When I looked at what this actually requires, I mean how it’s not much of an attack at all, I knew their report was going to give me a hangover.
- First, give your AI agent organization-wide GitHub access instead of scoping it to specific repos. Ok, that’s stupid, nobody should ever do that, but let’s go on for the giggles.
- Second, have both public and private repos (sure, that’s the usual kind of stuff, but it’s a requirement)

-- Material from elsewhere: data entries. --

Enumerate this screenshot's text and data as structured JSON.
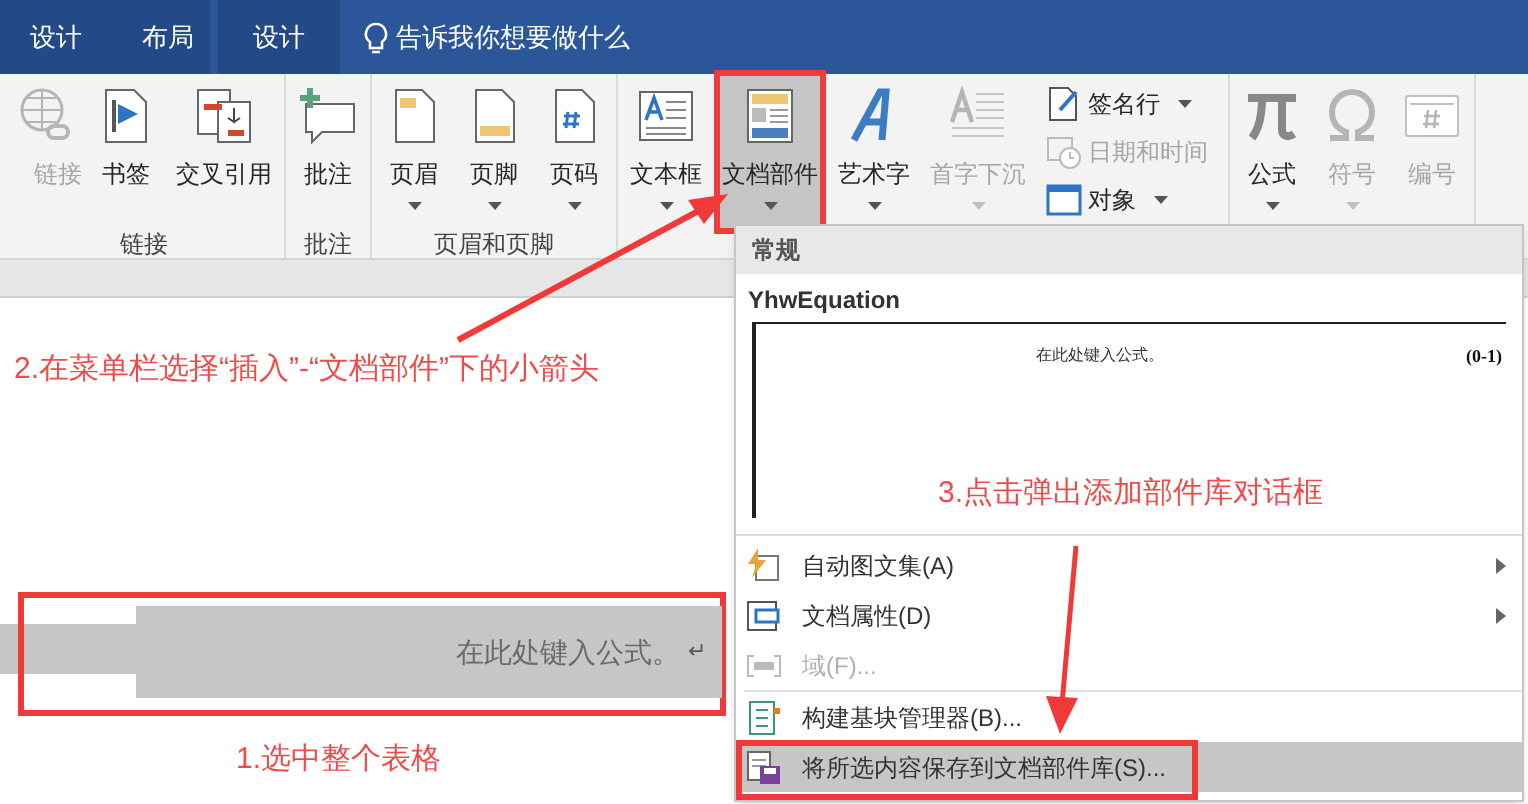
{
  "tabs": [
    {
      "label": "设计"
    },
    {
      "label": "布局"
    },
    {
      "label": "设计"
    }
  ],
  "tell_me": {
    "placeholder": "告诉我你想要做什么"
  },
  "ribbon_groups": [
    {
      "label": "链接",
      "buttons": [
        {
          "label": "链接",
          "kind": "globe",
          "disabled": true,
          "dropdown": false,
          "selected": false
        },
        {
          "label": "书签",
          "kind": "bookmark",
          "disabled": false,
          "dropdown": false,
          "selected": false
        },
        {
          "label": "交叉引用",
          "kind": "crossref",
          "disabled": false,
          "dropdown": false,
          "selected": false
        }
      ]
    },
    {
      "label": "批注",
      "buttons": [
        {
          "label": "批注",
          "kind": "comment",
          "disabled": false,
          "dropdown": false,
          "selected": false
        }
      ]
    },
    {
      "label": "页眉和页脚",
      "buttons": [
        {
          "label": "页眉",
          "kind": "header",
          "disabled": false,
          "dropdown": true,
          "selected": false
        },
        {
          "label": "页脚",
          "kind": "footer",
          "disabled": false,
          "dropdown": true,
          "selected": false
        },
        {
          "label": "页码",
          "kind": "pagenum",
          "disabled": false,
          "dropdown": true,
          "selected": false
        }
      ]
    },
    {
      "buttons": [
        {
          "label": "文本框",
          "kind": "textbox",
          "disabled": false,
          "dropdown": true,
          "selected": false
        },
        {
          "label": "文档部件",
          "kind": "parts",
          "disabled": false,
          "dropdown": true,
          "selected": true
        },
        {
          "label": "艺术字",
          "kind": "wordart",
          "disabled": false,
          "dropdown": true,
          "selected": false
        },
        {
          "label": "首字下沉",
          "kind": "dropcap",
          "disabled": true,
          "dropdown": true,
          "selected": false
        }
      ],
      "small_buttons": [
        {
          "label": "签名行",
          "kind": "signature",
          "disabled": false,
          "dropdown": true
        },
        {
          "label": "日期和时间",
          "kind": "datetime",
          "disabled": true,
          "dropdown": false
        },
        {
          "label": "对象",
          "kind": "object",
          "disabled": false,
          "dropdown": true
        }
      ]
    },
    {
      "buttons": [
        {
          "label": "公式",
          "kind": "pi",
          "disabled": false,
          "dropdown": true,
          "selected": false
        },
        {
          "label": "符号",
          "kind": "omega",
          "disabled": true,
          "dropdown": true,
          "selected": false
        },
        {
          "label": "编号",
          "kind": "number",
          "disabled": true,
          "dropdown": false,
          "selected": false
        }
      ]
    }
  ],
  "document": {
    "equation": "在此处键入公式。",
    "paragraph_mark": "↵"
  },
  "menu": {
    "section": "常规",
    "gallery_title": "YhwEquation",
    "preview_text": "在此处键入公式。",
    "preview_number": "(0-1)",
    "items": [
      {
        "label": "自动图文集(A)",
        "kind": "autotext",
        "disabled": false,
        "submenu": true,
        "selected": false
      },
      {
        "label": "文档属性(D)",
        "kind": "property",
        "disabled": false,
        "submenu": true,
        "selected": false
      },
      {
        "label": "域(F)...",
        "kind": "field",
        "disabled": true,
        "submenu": false,
        "selected": false
      },
      {
        "label": "构建基块管理器(B)...",
        "kind": "organizer",
        "disabled": false,
        "submenu": false,
        "selected": false
      },
      {
        "label": "将所选内容保存到文档部件库(S)...",
        "kind": "save",
        "disabled": false,
        "submenu": false,
        "selected": true
      }
    ]
  },
  "annotations": [
    "2.在菜单栏选择“插入”-“文档部件”下的小箭头",
    "3.点击弹出添加部件库对话框",
    "1.选中整个表格"
  ]
}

- Third your agent must be queried about public repo issues where an attacker already staged some malicious content
- And finally, fourth, the coup de grace, you need to put on a blindfold and tie your hands behind your back because this “vulnerability” requires users to disable their security prompts or click through them all without reading, acting like a kamikaze. Hold on TIGHT because you’re about to blow yourself up
ZOMG who could ever defend themselves against THAT! Call the police. Fire the torpedoes. The sky is falling.
SIGH, and so it goes, a “fix” is literally just… using GitHub’s existing fine-grained personal access tokens (PATs) that have been available for years.

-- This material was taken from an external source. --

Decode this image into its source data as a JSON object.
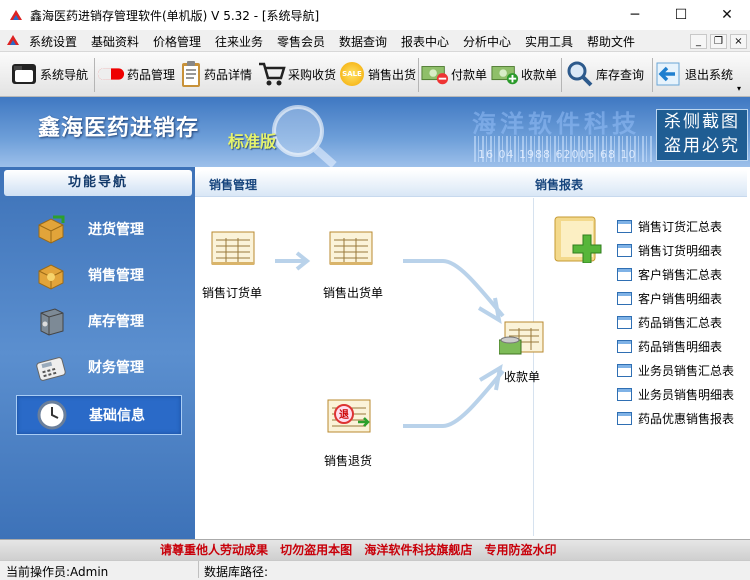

Pffft. Sorry, FUD party over.
Scope your token to only the repos the agent needs. Done and done. Attack surface eliminated.
Imagine spinning up news of a “critical vulnerability” in houses that leave all the doors unlocked, give strangers the keys anyway, and then post a sign that says “WELCOME – OPEN”. Someone might come in and see something!
The “vulnerability” is just… a configuration.
The fact that Invariant Labs claims “GitHub alone cannot resolve this vulnerability through server-side patches” is particularly damning to Invariant’s view of the world.
Of course they can’t because it’s not GitHub’s vulnerability! Users configuring their tools poorly may need a better configuration tool, but a vendor coming along to sell them a “solution” should call it a misconfiguration wizard not anything more.
Newsflash: you should not grant org-wide access to your data with auto-approve. Here’s a tool that costs nothing to make sure you don’t do that. Are we done yet?
Taking a configuration issue that’s solved by clicking different checkboxes when generating your GitHub token and turning it into a “critical vulnerability affecting 14k+ users” that requires proprietary monitoring tools doesn’t have the right balance and tone.
Let’s call this what it is, access grants are a critical requirement for safe AI, let alone trusted MCP. But that’s like saying least privilege and role-based access controls have a market now as if it hasn’t existed for decades. Old wine, new bottles.